Esa declaración fue un vistazo de lo que vendrá. Tal vez mamá y yo no podíamos negar la gravedad de lo que acababa de pasar, pero papá mantuvo una postura obstinada de que todo esto no era gran cosa. Ojalá hubiera podido ver la imagen del monstruoso coágulo de sangre.
Ahora se refiere a este fenómeno como "sesgo de optimismo", donde los hábitos saludables lo llevan a creer que es invencible a cosas como derrames cerebrales y ataques cardíacos.
Mirando hacia atrás, ahora se refiere a este fenómeno como "sesgo de optimismo", donde los hábitos saludables lo llevan a creer que es invencible a cosas como derrames cerebrales y ataques cardíacos. Pensó que se dirigía a casa directamente desde la sala de emergencias. Una vez que lo trasladaron a una habitación en la unidad de cuidados intensivos, le preguntó vergonzosamente al médico si podía conducir a Austin por negocios al día siguiente.
Le dije que llamaría a su hermano y hermanas para contarles lo que pasó. Me indicó que no lo hiciera. Él no quería que yo los “preocupara por algo como esto” (lo hice de todos modos, por supuesto).
Dos años más tarde, la negación de papá se ha disipado en su mayor parte. Salió de esto ileso y sin efectos secundarios persistentes, solo una receta para una dosis baja de aspirina y una pequeña cicatriz donde solía vivir una protuberancia espeluznante. Doy gracias a Dios todos los días por el cuidado que produjo un resultado tan ideal.
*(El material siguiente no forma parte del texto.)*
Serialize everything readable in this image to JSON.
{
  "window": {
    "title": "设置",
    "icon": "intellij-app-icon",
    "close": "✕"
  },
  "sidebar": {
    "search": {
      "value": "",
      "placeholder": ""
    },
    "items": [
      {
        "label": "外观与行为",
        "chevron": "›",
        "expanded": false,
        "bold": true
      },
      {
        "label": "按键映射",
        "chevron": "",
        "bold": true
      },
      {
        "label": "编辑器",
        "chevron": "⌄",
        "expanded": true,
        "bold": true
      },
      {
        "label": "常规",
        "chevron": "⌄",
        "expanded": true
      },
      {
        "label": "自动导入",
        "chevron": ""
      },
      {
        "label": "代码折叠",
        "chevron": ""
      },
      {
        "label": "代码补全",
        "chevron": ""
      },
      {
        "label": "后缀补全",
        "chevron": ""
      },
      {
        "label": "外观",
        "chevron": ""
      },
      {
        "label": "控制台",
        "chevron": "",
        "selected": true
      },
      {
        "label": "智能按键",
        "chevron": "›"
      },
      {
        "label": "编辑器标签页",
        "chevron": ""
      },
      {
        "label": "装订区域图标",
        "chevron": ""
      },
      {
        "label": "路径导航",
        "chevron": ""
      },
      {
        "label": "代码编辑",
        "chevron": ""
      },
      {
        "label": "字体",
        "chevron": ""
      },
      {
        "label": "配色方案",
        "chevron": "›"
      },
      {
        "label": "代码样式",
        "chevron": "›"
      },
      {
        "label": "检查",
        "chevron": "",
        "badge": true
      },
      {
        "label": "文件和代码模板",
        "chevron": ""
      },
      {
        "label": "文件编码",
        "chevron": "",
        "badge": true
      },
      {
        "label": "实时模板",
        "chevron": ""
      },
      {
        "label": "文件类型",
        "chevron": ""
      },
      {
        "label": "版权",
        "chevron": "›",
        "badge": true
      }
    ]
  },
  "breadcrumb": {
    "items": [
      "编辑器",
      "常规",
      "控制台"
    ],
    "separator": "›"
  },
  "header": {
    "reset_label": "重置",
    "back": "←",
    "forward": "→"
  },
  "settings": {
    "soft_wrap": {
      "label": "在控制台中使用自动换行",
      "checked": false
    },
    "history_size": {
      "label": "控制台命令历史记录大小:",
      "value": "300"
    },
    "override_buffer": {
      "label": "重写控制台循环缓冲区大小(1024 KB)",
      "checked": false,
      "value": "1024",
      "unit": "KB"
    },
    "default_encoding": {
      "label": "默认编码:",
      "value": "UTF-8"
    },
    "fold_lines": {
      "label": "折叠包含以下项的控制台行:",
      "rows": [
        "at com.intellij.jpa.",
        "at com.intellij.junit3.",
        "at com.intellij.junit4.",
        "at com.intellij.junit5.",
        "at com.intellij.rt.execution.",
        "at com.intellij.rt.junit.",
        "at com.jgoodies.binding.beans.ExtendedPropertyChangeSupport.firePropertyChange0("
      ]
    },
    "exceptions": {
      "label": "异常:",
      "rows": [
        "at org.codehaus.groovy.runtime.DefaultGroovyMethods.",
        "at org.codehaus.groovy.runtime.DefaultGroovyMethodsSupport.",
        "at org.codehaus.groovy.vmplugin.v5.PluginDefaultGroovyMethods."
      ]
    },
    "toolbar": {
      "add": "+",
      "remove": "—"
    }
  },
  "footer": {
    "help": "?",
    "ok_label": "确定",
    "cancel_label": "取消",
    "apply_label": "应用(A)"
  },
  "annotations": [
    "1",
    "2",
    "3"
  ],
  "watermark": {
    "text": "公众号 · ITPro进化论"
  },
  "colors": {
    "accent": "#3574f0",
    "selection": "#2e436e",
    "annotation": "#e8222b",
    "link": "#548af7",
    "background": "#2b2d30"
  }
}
Yo, sin embargo, no salí tan fácil. Mi efecto secundario persistente es una preocupación constante de que se unirá a ese 25 por ciento y la próxima vez que conteste la llamada telefónica de mi madre, escucharé esa familiar voz frenética. Si tan solo supiéramos qué lo causó.
Pero las tragedias suceden sin ton ni son todo el tiempo, por más difícil que sea para los seres queridos aceptarlas. ¿Qué puedes hacer sino disfrutar cada día con ellos?
My dad wrote a column for D Magazine about having a stroke that can be found here.
Esta historia fue aportada por Megan Jacob.